Harper admitted he did not think Del Mar would have such a gigantic day.

"I'm very happy," he said. "Obviously the numbers give us a wonderful feeling. I thought we'd get about 30,000. It was a good day."

Rick Pitino, the University of Louisville basketball coach, and San Diego Chargers all-star linebacker Junior Seau were among those in attendance.


With front-runners and closers, jockeys Laffit Pincay Jr. and Patrick Valenzuela ended lengthy droughts in the Oceanside Stakes with victories in divisions of the race on opening day.

Pincay's win in the first division aboard the front-running Rock Opera was his first in the race since 1987. Valenzuela scored his first Oceanside victory since 1989 when True Phenomenon rallied from the back of the field to win the second division.

Both winners figure to return in the $300,000 Del Mar Derby on Sept. 7.

Rock Opera ($7.20) led throughout the $82,800 first division and set a stakes record of 1:34.14 for one mile on turf. Rock Opera set fractions of 23.79 and 47.46 seconds and won by three-quarters of a length over Johar, who was blocked on the final turn.

Rock Opera has won 3 of 4 starts and $115,680 for owners Lynn Ballantyne and Randy Welty and trainer Clifford Sise. In past races, Rock Opera had been rank on turns, but he had no trouble on Wednesday.

"He's getting better all the time," said Pincay, who rode three winners on Wednesday. "He makes the turns better and he had enough to hold them off."

Johar closed 2 1/2 lengths in the final furlong.

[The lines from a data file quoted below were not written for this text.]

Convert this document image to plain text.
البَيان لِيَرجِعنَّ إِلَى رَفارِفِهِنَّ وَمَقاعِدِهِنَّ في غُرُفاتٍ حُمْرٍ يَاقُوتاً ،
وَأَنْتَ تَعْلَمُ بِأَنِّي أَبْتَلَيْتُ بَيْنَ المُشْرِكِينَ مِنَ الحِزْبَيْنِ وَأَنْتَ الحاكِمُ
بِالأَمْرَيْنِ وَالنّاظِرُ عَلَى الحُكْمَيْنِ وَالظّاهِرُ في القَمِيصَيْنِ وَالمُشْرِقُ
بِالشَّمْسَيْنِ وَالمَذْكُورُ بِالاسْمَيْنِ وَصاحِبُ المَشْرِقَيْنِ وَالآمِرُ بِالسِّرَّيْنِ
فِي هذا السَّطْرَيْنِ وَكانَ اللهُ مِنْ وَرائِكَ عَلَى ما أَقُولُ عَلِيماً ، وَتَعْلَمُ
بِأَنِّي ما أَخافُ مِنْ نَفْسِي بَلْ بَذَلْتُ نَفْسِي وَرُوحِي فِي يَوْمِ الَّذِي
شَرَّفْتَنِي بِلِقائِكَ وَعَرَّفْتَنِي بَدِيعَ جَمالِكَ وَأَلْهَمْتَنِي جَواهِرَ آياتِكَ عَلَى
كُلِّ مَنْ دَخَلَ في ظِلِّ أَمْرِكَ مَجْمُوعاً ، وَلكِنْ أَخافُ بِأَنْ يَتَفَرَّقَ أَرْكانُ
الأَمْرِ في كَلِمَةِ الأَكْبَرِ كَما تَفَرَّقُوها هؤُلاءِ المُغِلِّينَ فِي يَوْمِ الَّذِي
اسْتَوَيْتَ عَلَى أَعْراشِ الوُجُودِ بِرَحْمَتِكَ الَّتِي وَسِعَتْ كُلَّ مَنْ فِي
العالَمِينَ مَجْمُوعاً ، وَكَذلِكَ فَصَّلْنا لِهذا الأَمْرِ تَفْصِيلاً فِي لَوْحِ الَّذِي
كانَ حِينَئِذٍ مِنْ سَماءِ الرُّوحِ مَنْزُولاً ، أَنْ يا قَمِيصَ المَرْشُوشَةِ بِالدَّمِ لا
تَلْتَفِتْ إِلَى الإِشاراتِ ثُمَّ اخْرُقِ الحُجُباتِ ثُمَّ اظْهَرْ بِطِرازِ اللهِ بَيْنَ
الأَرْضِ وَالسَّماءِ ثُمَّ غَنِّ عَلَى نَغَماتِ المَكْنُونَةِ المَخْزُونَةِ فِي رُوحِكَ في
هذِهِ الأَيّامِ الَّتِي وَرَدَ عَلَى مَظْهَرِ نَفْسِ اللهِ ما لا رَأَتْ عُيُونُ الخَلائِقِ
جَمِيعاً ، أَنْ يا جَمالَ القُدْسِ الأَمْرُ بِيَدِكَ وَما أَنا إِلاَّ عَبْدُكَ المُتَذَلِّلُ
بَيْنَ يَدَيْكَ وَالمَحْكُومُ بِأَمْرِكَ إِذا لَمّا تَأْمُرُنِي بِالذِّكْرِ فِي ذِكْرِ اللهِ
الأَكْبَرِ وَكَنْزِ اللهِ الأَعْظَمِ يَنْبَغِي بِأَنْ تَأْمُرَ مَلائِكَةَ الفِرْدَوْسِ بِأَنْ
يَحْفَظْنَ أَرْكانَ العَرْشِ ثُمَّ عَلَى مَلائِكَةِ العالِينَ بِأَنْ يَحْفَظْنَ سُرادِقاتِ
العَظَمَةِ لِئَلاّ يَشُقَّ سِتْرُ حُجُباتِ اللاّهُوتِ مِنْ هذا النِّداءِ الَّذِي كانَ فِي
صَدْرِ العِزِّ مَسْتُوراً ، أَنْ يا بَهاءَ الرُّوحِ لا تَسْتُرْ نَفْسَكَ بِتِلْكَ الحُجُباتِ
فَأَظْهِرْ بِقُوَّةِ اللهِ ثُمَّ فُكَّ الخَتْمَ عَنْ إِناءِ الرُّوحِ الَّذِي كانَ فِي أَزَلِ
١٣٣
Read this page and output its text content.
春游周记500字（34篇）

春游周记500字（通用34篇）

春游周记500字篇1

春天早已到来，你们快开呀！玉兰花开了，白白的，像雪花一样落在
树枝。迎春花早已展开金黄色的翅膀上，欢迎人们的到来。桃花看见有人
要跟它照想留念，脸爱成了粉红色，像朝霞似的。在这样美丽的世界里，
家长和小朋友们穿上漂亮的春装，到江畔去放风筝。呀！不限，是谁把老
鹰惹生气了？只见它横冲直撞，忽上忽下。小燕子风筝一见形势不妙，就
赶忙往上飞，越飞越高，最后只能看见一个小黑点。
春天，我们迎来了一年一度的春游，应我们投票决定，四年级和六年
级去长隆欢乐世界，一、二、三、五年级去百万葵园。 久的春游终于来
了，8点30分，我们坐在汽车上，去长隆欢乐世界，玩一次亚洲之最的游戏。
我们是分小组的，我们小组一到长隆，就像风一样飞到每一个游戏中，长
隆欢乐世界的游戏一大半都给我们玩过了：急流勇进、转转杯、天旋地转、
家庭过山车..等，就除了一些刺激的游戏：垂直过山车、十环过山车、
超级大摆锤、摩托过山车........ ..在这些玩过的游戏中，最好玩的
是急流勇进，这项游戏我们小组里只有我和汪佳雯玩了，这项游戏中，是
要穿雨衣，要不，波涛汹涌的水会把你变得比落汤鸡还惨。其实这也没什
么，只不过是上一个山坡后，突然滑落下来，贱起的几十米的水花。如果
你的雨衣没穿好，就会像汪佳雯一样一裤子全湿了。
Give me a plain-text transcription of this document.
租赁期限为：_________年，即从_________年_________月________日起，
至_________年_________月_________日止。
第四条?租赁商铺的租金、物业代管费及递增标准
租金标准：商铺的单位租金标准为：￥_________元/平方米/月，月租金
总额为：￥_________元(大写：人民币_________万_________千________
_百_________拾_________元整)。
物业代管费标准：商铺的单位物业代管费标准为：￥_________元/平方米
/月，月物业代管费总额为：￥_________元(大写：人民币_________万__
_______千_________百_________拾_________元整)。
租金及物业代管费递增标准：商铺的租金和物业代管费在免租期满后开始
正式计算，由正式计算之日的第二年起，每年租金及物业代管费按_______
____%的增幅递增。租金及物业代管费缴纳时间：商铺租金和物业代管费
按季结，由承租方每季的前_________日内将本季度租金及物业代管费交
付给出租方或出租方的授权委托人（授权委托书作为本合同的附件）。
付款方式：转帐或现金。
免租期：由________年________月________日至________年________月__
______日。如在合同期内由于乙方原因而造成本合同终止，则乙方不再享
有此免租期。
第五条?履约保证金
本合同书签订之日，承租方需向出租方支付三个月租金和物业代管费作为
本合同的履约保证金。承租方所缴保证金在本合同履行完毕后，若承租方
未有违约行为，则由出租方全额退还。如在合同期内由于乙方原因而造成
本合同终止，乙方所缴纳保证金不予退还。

He finished a length in front of Mountain Rage, who was the 6-5 favorite on the strength of a four-race winning streak in turf stakes.

In the $84,300 second division, True Phenomenon gave Valenzuela his first stakes win at Del Mar since 1996. Wednesday marked the first time Valenzuela has ridden here since 1997 due to a series of suspensions for substance abuse problems.

True Phenomenon ($13.20) was at the back of the field until early stretch when Valenzuela launched a wide rally that led to a one-length win over Dream Machine in 1:34.52.

"I worked him to the outside and he fired," Valenzuela said. "He felt great. This is great to be back at Del Mar."

A French import trained by Bobby Frankel for Stonerside Stable, True Phenomenon was making his third start in the U.S. He was fourth in the Will Rogers Stakes and sixth in the Affirmed Handicap on dirt at Hollywood Park.

Dream Machine, a French import making his U.S. debut, rallied from last to finish three-quarters of a length in front of Diamond Hope.